Auch Ludwig Heinrich Nicolay setzt in seiner Ballade „Griselde“ (1810) die arme Dulderin den gleichen Quälereien eines mißtrauischen und mürrischen Gatten aus. Die erste strengere Prüfung der jungen Frau besteht in dem Verbote, ihren alten Vater zu besuchen, dann folgt die Wegnahme der Tochter und die Verstoßung der Mutter. Diesmal motivirt der Graf – hier Anton genannt – sein Handeln damit, daß er sie verstoßen müsse, weil sie keinen Sohn bekomme. Die neue Braut ist dabei die Schwester des Grafen. Der alte Vater wird mit in’s Grafenschloß geholt, beide Gatten leben minniglich miteinander und der Himmel bescheert Griselden, zum Lohn für ihre Treue, den ausgebliebenen Sohn.

Inzwischen war auch die arme Dulderin in Musik gesetzt worden, in einem Melodram von Zeno und einer Oper von Paer.

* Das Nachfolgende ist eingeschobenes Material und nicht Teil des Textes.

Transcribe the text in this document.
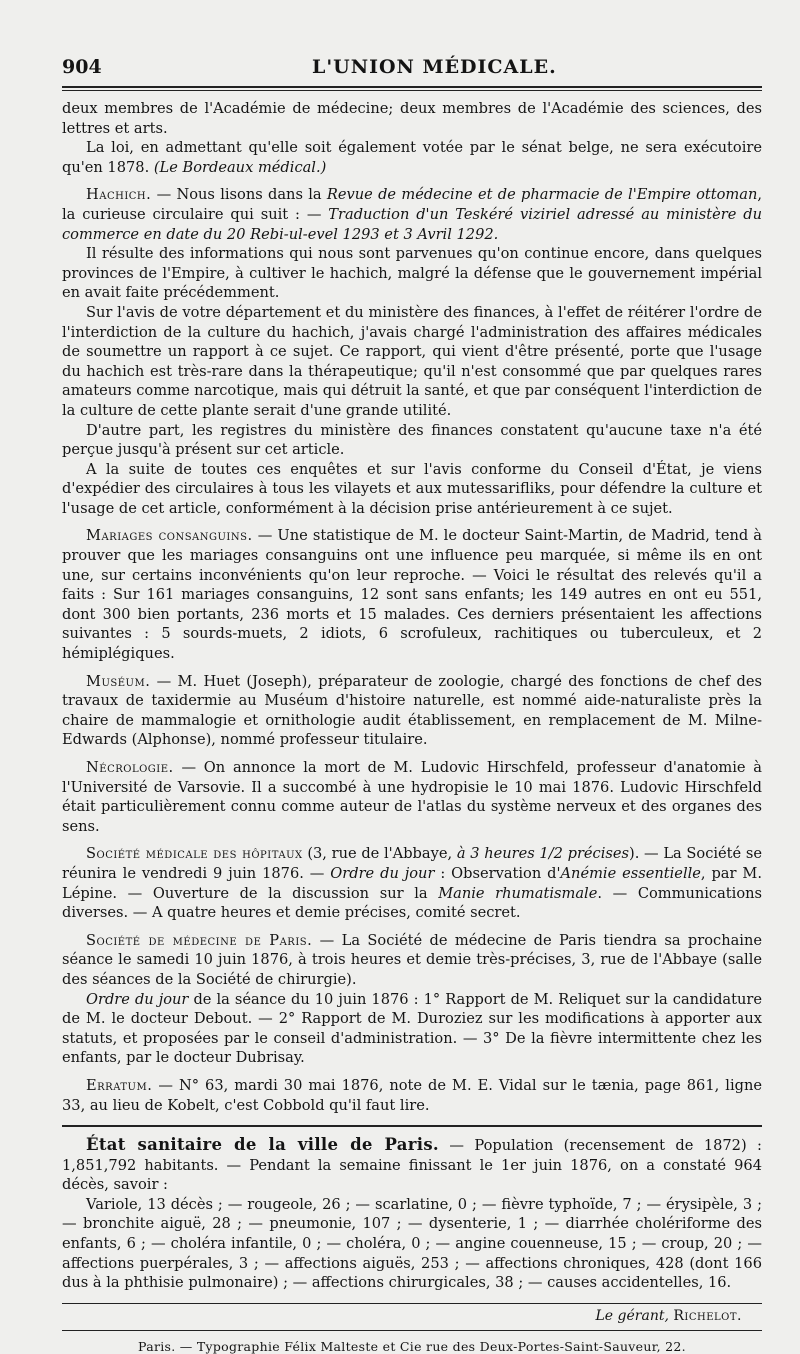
904	L'UNION MÉDICALE.

deux membres de l'Académie de médecine; deux membres de l'Académie des sciences, des lettres et arts.

La loi, en admettant qu'elle soit également votée par le sénat belge, ne sera exécutoire qu'en 1878. (Le Bordeaux médical.)

Hachich. — Nous lisons dans la Revue de médecine et de pharmacie de l'Empire ottoman, la curieuse circulaire qui suit : — Traduction d'un Teskéré viziriel adressé au ministère du commerce en date du 20 Rebi-ul-evel 1293 et 3 Avril 1292.

Il résulte des informations qui nous sont parvenues qu'on continue encore, dans quelques provinces de l'Empire, à cultiver le hachich, malgré la défense que le gouvernement impérial en avait faite précédemment.

Sur l'avis de votre département et du ministère des finances, à l'effet de réitérer l'ordre de l'interdiction de la culture du hachich, j'avais chargé l'administration des affaires médicales de soumettre un rapport à ce sujet. Ce rapport, qui vient d'être présenté, porte que l'usage du hachich est très-rare dans la thérapeutique; qu'il n'est consommé que par quelques rares amateurs comme narcotique, mais qui détruit la santé, et que par conséquent l'interdiction de la culture de cette plante serait d'une grande utilité.

D'autre part, les registres du ministère des finances constatent qu'aucune taxe n'a été perçue jusqu'à présent sur cet article.

A la suite de toutes ces enquêtes et sur l'avis conforme du Conseil d'État, je viens d'expédier des circulaires à tous les vilayets et aux mutessarifliks, pour défendre la culture et l'usage de cet article, conformément à la décision prise antérieurement à ce sujet.

Mariages consanguins. — Une statistique de M. le docteur Saint-Martin, de Madrid, tend à prouver que les mariages consanguins ont une influence peu marquée, si même ils en ont une, sur certains inconvénients qu'on leur reproche. — Voici le résultat des relevés qu'il a faits : Sur 161 mariages consanguins, 12 sont sans enfants; les 149 autres en ont eu 551, dont 300 bien portants, 236 morts et 15 malades. Ces derniers présentaient les affections suivantes : 5 sourds-muets, 2 idiots, 6 scrofuleux, rachitiques ou tuberculeux, et 2 hémiplégiques.

Muséum. — M. Huet (Joseph), préparateur de zoologie, chargé des fonctions de chef des travaux de taxidermie au Muséum d'histoire naturelle, est nommé aide-naturaliste près la chaire de mammalogie et ornithologie audit établissement, en remplacement de M. Milne-Edwards (Alphonse), nommé professeur titulaire.

Nécrologie. — On annonce la mort de M. Ludovic Hirschfeld, professeur d'anatomie à l'Université de Varsovie. Il a succombé à une hydropisie le 10 mai 1876. Ludovic Hirschfeld était particulièrement connu comme auteur de l'atlas du système nerveux et des organes des sens.

Société médicale des hôpitaux (3, rue de l'Abbaye, à 3 heures 1/2 précises). — La Société se réunira le vendredi 9 juin 1876. — Ordre du jour : Observation d'Anémie essentielle, par M. Lépine. — Ouverture de la discussion sur la Manie rhumatismale. — Communications diverses. — A quatre heures et demie précises, comité secret.

Société de médecine de Paris. — La Société de médecine de Paris tiendra sa prochaine séance le samedi 10 juin 1876, à trois heures et demie très-précises, 3, rue de l'Abbaye (salle des séances de la Société de chirurgie).

Ordre du jour de la séance du 10 juin 1876 : 1° Rapport de M. Reliquet sur la candidature de M. le docteur Debout. — 2° Rapport de M. Duroziez sur les modifications à apporter aux statuts, et proposées par le conseil d'administration. — 3° De la fièvre intermittente chez les enfants, par le docteur Dubrisay.

Erratum. — N° 63, mardi 30 mai 1876, note de M. E. Vidal sur le tænia, page 861, ligne 33, au lieu de Kobelt, c'est Cobbold qu'il faut lire.

État sanitaire de la ville de Paris. — Population (recensement de 1872) : 1,851,792 habitants. — Pendant la semaine finissant le 1er juin 1876, on a constaté 964 décès, savoir :

Variole, 13 décès ; — rougeole, 26 ; — scarlatine, 0 ; — fièvre typhoïde, 7 ; — érysipèle, 3 ; — bronchite aiguë, 28 ; — pneumonie, 107 ; — dysenterie, 1 ; — diarrhée cholériforme des enfants, 6 ; — choléra infantile, 0 ; — choléra, 0 ; — angine couenneuse, 15 ; — croup, 20 ; — affections puerpérales, 3 ; — affections aiguës, 253 ; — affections chroniques, 428 (dont 166 dus à la phthisie pulmonaire) ; — affections chirurgicales, 38 ; — causes accidentelles, 16.

Le gérant, Richelot.
Paris. — Typographie Félix Malteste et Cie rue des Deux-Portes-Saint-Sauveur, 22.
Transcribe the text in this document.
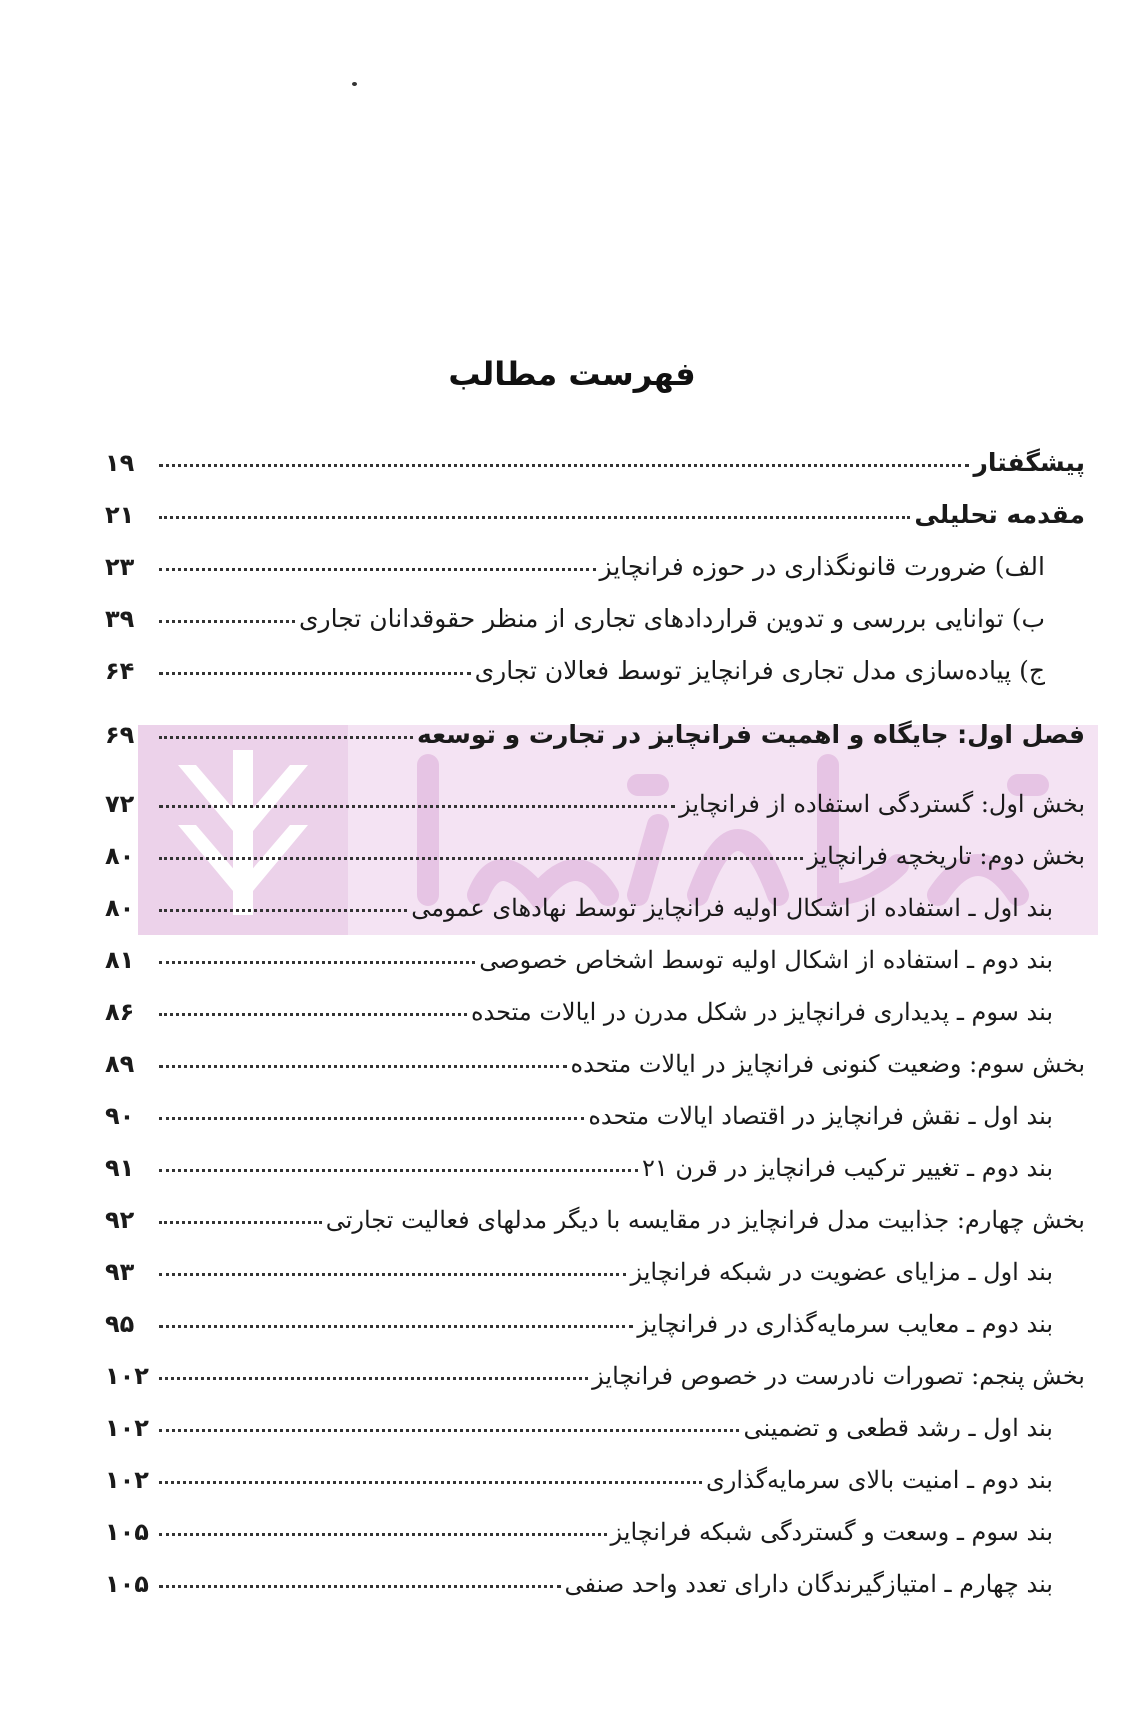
فهرست مطالب
پیشگفتار
۱۹
مقدمه تحلیلی
۲۱
الف) ضرورت قانونگذاری در حوزه فرانچایز
۲۳
ب) توانایی بررسی و تدوین قراردادهای تجاری از منظر حقوقدانان تجاری
۳۹
ج) پیاده‌سازی مدل تجاری فرانچایز توسط فعالان تجاری
۶۴
فصل اول: جایگاه و اهمیت فرانچایز در تجارت و توسعه
۶۹
بخش اول: گستردگی استفاده از فرانچایز
۷۲
بخش دوم: تاریخچه فرانچایز
۸۰
بند اول ـ استفاده از اشکال اولیه فرانچایز توسط نهادهای عمومی
۸۰
بند دوم ـ استفاده از اشکال اولیه توسط اشخاص خصوصی
۸۱
بند سوم ـ پدیداری فرانچایز در شکل مدرن در ایالات متحده
۸۶
بخش سوم: وضعیت کنونی فرانچایز در ایالات متحده
۸۹
بند اول ـ نقش فرانچایز در اقتصاد ایالات متحده
۹۰
بند دوم ـ تغییر ترکیب فرانچایز در قرن ۲۱
۹۱
بخش چهارم: جذابیت مدل فرانچایز در مقایسه با دیگر مدلهای فعالیت تجارتی
۹۲
بند اول ـ مزایای عضویت در شبکه فرانچایز
۹۳
بند دوم ـ معایب سرمایه‌گذاری در فرانچایز
۹۵
بخش پنجم: تصورات نادرست در خصوص فرانچایز
۱۰۲
بند اول ـ رشد قطعی و تضمینی
۱۰۲
بند دوم ـ امنیت بالای سرمایه‌گذاری
۱۰۲
بند سوم ـ وسعت و گستردگی شبکه فرانچایز
۱۰۵
بند چهارم ـ امتیازگیرندگان دارای تعدد واحد صنفی
۱۰۵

Eine neue Metamorphose mit reicher dichterischer Verklärung gewann dieselbe in dem bekannten dramatischen Gedichte von Halm, der sie zunächst in eine ganz andere romantisch-phantastische Atmosphäre rückte, indem er sie an den sagenhaften Hof des Königs Artus verlegte. Der zum Ritter Percival umgetaufte Markgraf Walter theilt mit dem Perrault’schen die schlimme Meinung von der Frauenwelt. Er ist aber kein Grillenfänger wie jener, sondern ein rauher Naturmensch, dem eben die Natur über Alles geht, auch im Weibe. Das ist’s, was ihn zur Griseldis, dem reinen und unverfälschtem Naturkinde, hingezogen hat. Er hat ihre treue Liebe schon vor dem Beginne der dramatischen Handlung einmal prüfen können, nicht in Folge eigenen Entschlusses, sondern bei einem durch den Zufall der Umstände herbeigeführten Conflicte. Sie hat, als gleichzeitig ihre Mutter im Sterben und ihr Gatte schwer verwundet darniederlagen, das Lager des Gatten nicht verlassen und jene ohne Abschied sterben lassen. Er lebt mit ihr nicht blos glücklich, er hat auch die höchste Meinung von ihr. Er schätzt sie über alle Frauen, und als er damit, daß er sie noch über die Königin stellt, diese selbst beleidigt, giebt diese die sühnenden Proben auf, die sonst als Ausflüsse von des Grafen eigener Entschließung erscheinen. Das Ganze spitzt sich dabei zu einer Art Wette zu, wie wir das ähnlich bei Nicolay finden. Walter-Percival sucht sich dann die Scrupel über sein Handeln, welche sich in seiner schlichten Seele denn doch einfinden, mit Sophismen hinwegzuphilosophiren, wie diese: Griseldis sei als sein Weib Fleisch von seinem Fleische, wer aber wolle es Jemand verwehren, in sein eigen Fleisch zu stoßen? Oder dem weit schwächeren: Ich prüfe mein Schlachtroß, meine Klinge, weshalb soll ich nicht mein Weib prüfen? Griseldis selbst macht es ihm hier weit schwerer, die Prüfung durchzuführen. Ihre Mutterliebe ist nahezu ebenso stark, wie ihre Liebe zum Gatten, und Percival muß schon hohe Trümpfe ausspielen, muß die Gefahr seines eigenen Lebens vorspiegeln, ehe er das Kind von ihrem Herzen bringt.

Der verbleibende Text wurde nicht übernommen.